His hand was wet. She was always so ready and so honest about her sexual hungers.

Of course she doesn’t mind mine.

“You don’t care, do you?” he whispered as he slid a finger, then a second between her folds. The panties may as well have not been there for the little good they did covering her.

“C-care about what?” Her voice came out in a rasp as she squeezed her sheath tightly around his fingers and rocked back and forth. She notched her fingers into his shirt, and then fisted the fabric.

“About my neediness.”

Her exhalation was a scoff or a laugh, he couldn’t tell. She set her teeth lightly against his jaw and bit down.

Heat flared in him, low in his belly and making his loins ache, but he would persist. His needs were unimportant. He suspected that he could take what he needed from her pleasure and be just as satisfied. Touching her was a privilege. Having her trust was … joy. He’d never understood joy until he’d found her. Joy was worth Falling for.

He worked his thumb in slow circles around her clit—thrusting his fingers deep inside her as he rubbed.

She moaned and he put his mouth over hers, eating the sounds she made.

“Shh. They’ll hear you,” he warned, even as he increased the pace of his fingers and the press of his thumb.

“I …” Growling, she pressed her face against his neck as her body convulsed and there was a gush around his fingers. She groaned. “Damn you.”

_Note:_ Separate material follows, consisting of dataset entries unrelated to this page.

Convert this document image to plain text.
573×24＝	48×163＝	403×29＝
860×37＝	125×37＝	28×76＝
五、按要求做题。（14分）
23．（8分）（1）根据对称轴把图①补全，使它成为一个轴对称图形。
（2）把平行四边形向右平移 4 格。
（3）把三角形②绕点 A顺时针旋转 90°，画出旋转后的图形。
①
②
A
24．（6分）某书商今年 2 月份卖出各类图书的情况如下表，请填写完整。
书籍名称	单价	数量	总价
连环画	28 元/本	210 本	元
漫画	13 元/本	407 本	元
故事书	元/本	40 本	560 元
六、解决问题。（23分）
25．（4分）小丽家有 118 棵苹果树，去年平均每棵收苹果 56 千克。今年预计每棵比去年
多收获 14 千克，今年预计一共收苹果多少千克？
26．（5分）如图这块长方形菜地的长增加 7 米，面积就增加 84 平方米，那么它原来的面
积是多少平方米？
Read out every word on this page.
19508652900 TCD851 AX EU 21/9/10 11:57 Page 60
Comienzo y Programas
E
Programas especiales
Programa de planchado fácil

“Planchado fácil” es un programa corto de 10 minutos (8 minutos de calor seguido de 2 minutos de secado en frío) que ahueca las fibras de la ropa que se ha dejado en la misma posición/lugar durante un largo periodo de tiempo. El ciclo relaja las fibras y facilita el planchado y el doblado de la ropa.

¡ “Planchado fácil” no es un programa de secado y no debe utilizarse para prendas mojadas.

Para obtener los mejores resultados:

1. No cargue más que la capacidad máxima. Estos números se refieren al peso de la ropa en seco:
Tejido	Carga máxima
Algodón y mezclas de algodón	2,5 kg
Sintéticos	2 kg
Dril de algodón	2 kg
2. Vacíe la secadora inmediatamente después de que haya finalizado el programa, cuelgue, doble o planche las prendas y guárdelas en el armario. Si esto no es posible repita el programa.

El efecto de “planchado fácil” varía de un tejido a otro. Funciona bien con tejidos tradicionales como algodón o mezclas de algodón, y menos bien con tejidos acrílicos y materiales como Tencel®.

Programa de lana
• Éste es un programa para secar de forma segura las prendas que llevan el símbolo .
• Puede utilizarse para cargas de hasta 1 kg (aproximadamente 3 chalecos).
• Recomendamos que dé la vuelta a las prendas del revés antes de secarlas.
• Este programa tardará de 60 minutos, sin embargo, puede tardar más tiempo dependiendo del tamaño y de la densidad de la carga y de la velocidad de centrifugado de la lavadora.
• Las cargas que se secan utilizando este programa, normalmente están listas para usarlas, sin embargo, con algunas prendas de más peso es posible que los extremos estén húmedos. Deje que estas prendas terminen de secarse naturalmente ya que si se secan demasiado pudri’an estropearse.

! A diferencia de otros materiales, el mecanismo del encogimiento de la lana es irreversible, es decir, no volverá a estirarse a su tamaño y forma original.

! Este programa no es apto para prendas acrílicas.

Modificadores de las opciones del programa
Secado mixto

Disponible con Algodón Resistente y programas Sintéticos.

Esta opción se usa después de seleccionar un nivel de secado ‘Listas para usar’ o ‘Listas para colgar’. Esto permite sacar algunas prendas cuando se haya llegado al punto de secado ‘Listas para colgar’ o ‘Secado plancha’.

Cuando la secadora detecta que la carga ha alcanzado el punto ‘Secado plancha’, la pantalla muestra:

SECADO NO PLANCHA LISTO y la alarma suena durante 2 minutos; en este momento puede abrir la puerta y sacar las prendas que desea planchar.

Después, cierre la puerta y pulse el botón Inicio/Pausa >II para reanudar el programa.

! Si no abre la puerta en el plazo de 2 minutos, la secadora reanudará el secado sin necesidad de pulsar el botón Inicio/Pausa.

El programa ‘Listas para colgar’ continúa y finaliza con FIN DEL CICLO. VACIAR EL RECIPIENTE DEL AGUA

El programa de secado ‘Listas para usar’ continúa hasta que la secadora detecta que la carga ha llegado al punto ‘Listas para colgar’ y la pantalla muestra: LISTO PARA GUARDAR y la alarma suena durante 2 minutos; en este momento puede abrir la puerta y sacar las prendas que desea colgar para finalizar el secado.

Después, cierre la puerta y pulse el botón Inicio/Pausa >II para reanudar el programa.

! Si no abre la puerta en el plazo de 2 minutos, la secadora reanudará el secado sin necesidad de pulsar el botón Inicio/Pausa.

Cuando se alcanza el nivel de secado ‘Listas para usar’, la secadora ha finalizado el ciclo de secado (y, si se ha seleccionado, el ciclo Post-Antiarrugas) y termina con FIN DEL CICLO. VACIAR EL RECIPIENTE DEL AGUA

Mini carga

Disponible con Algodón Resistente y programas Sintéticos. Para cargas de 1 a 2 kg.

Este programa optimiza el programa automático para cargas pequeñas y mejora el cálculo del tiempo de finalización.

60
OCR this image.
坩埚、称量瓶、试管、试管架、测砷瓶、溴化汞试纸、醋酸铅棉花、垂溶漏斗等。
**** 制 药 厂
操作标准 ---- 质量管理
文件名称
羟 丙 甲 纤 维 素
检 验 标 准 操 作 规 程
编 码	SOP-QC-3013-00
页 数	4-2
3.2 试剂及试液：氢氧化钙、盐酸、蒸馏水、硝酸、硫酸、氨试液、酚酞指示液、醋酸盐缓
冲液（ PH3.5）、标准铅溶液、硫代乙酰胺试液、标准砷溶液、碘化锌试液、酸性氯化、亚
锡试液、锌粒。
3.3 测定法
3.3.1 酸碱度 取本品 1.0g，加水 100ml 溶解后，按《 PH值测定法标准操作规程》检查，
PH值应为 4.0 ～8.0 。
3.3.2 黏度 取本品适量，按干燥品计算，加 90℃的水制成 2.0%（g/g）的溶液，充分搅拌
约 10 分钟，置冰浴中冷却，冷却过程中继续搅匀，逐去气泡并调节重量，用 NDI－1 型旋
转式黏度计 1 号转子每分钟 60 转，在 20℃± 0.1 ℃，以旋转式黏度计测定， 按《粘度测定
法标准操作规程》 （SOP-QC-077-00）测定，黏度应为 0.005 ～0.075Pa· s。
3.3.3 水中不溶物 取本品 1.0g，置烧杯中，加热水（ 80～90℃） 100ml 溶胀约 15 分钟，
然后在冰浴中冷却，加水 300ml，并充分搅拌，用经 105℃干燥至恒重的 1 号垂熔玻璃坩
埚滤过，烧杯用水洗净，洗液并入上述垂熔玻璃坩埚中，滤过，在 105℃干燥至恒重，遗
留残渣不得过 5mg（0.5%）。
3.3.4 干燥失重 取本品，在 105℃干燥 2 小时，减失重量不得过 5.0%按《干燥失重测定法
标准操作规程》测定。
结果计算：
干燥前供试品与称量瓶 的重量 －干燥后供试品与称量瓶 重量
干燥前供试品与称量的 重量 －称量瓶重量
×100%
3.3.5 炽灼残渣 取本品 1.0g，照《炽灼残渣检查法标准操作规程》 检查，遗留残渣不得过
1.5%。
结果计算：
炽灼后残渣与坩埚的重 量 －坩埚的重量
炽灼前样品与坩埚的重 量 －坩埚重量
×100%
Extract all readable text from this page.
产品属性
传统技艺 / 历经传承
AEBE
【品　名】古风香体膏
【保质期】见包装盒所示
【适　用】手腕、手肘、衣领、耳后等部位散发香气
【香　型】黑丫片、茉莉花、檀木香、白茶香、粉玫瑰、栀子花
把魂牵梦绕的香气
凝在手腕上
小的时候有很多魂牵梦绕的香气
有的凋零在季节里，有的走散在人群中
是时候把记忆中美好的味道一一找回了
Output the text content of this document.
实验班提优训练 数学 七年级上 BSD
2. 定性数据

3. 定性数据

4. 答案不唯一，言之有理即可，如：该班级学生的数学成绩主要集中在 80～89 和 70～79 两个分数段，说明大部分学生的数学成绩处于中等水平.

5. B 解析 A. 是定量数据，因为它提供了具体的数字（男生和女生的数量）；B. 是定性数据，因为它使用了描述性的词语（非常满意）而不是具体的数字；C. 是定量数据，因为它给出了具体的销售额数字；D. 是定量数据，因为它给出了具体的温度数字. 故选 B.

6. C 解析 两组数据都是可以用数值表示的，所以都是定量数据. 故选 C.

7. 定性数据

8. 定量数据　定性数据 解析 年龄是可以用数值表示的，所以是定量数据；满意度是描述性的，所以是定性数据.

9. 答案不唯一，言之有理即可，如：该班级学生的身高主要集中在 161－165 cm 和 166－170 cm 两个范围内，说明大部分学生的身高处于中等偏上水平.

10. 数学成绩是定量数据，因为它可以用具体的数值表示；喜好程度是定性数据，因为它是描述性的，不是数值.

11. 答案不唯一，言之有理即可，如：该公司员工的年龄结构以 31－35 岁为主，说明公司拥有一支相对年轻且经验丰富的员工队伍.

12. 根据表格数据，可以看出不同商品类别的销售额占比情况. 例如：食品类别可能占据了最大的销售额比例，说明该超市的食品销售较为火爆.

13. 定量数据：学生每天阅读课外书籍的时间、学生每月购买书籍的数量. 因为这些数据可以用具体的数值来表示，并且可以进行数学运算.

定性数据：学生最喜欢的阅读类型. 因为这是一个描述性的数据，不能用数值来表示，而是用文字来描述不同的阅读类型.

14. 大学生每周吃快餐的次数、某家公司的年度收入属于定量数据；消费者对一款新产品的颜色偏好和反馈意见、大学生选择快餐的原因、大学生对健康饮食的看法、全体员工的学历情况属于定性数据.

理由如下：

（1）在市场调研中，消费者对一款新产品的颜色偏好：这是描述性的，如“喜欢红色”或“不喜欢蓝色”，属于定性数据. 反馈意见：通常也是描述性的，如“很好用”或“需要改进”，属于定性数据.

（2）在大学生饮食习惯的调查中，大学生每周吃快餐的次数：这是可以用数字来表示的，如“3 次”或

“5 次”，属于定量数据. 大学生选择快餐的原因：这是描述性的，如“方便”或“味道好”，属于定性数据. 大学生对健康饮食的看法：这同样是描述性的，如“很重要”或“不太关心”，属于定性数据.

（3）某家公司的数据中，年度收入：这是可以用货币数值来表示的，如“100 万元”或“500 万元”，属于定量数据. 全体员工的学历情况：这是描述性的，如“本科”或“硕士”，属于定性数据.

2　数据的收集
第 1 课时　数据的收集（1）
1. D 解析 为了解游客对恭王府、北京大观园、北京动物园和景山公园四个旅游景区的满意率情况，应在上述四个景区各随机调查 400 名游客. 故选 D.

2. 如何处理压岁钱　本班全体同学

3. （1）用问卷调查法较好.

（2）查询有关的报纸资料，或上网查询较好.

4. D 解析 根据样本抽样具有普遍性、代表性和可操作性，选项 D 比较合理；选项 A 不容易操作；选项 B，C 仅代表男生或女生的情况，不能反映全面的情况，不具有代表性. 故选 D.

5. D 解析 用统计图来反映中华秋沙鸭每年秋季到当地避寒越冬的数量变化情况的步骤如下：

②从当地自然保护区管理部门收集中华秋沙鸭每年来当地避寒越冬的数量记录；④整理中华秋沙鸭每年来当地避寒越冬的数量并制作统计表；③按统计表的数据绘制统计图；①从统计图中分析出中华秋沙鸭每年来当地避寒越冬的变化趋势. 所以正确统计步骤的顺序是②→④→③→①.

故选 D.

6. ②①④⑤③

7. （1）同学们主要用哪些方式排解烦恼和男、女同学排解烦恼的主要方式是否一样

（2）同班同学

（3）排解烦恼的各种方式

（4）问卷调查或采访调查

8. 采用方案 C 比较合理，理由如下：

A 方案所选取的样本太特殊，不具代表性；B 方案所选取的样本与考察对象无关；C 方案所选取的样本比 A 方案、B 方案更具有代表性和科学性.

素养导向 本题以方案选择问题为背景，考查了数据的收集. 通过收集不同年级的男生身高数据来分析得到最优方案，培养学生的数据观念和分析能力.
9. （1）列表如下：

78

He kissed the top of her head and then slowly forced out a breath. He checked in with himself, with his hunger.

He was hungry—always hungry—but not desperate. Not starving. He wouldn’t go mad from desire because he’d sipped on her satisfaction.

“We need other hobbies,” she said dourly as he slid his fingers from her and into his mouth.

She cringed.

He gave her a pointed look as he licked his fingers clean. “What’s wrong with the hobbies we have?”

“Eating and fucking?”

“And don’t forget killing.” He slipped her hand beneath his waistband to continue their touch and moved to the sink to wash his hands.

“Put like that, you make us sound absolutely depraved.”

“We are depraved. I’m trying to care. Can’t.”

Shaking her head, she put her hand against his back.

He scrubbed his hands, chuckling.

“What on Earth am I going to do with you?” Her phone buzzed from somewhere or other. Fortunately, she didn’t run immediately to fetch the device.

“Keep me,” he said. “That’s the obvious course of action, at least, in my humble opinion.”

“So simple.”

“Not just simple, sunshine. Obvious.” He twined some of her hair around his fingers, his gaze taking on a faraway focus as he realized one other obvious thing. He needed to speak, and he could as long as he was touching her.

“Tamatsu, what’s wrong? Did you suddenly remember who was in your company?”

“In a way, yes. I used to … always carry you.”

She nodded, brow deeply creased with evident confusion. “You did, but what of it?”

“Let me carry you somewhere after dinner. I need to prevent a disaster, and I need my voice.”